Manufactured Home Loans



As far as home loans are concerned, it is possible and very common now that you can get a home loan for financing the purchase of a manufactured home. However, unlike borrowing to finance a conventional or traditional home, getting a loan for manufactured homes are quite difficult.

Usually, manufactured home loans mean higher interest rates. Because of the rising number of delinquencies and foreclosures, lenders or mortgage companies are now making it more difficult for people to get loans. In fact, even people getting a loan to finance the purchase of traditional homes are now having a tough time getting good mortgage deals with favorable interest rates. Just imagine what it would be like getting a loan for manufactured home with favorable interest rates.

Today, many mortgage lenders are now requiring a 10 percent down payment for a 30 year fixed rate mortgage on loans for financing a manufactured home. Compared to the past, people who qualified for mortgages for manufactured homes didn’t even have to put any money down or only 3 percent down payment is required and even less. There were no fees and people can have the option to lower the interest rate by getting a 20 year fixed rate mortgage or less for financing manufactured homes.

The Federal National Mortgage Association or Fannie Mae is a publicly held company which was chartered by the congress in order to provide a steady supply of cash to finance mortgage loans for people. Presently, Fannie Mae is the United State’s largest source of money for mortgage loans. It is also the premier company for people who are first time home buyers.

Although manufactured homes are quite cheaper than traditional homes, there are factors why mortgage companies do not encourage the purchase of such homes. There are so many risk factors for the mortgage company. Aside from the given risk of being delinquent on payments, which is very common, manufactured homes also depreciate quickly in resale value. What this means is that even when the mortgage lender forecloses the property, it is at risk that the property will decrease in value. Therefore, there is a great chance that the loan will never be paid fully even when it has already been foreclosed.

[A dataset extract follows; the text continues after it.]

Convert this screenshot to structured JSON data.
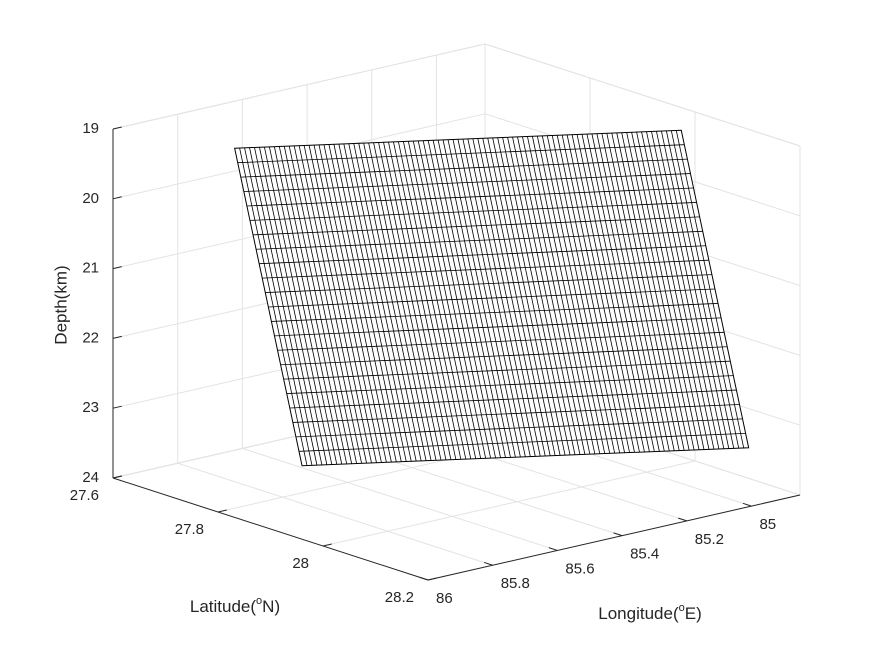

You can still find some great mortgage deals for manufactured homes. However, you have to consider the fact that you won’t really find one that is comparable to deals offered in mortgages for traditional homes. You may want to try shopping around from one mortgage lender to another mortgage lender. In time, you will be able to find the right type of deal that you can truly afford.

There are some financial institutions existing today that have mortgage programs designed for manufactured homes. However, you need to dig extra deep in order to find such financial institutions. Also, try to watch out for hidden fees.

One tip you can use if you want to apply for a manufactured home loan is that you can try increasing its value by setting the home in a fixed foundation. This method will actually increase the value of a manufactured home, which means that you will find it easier to apply for manufactured home loans. In fact, you may even find great mortgage deals for it.

Do this and you will see that getting a loan to finance the purchase of a new manufactured home will be easier and you will also be able to get the best deals available for manufactured home loans.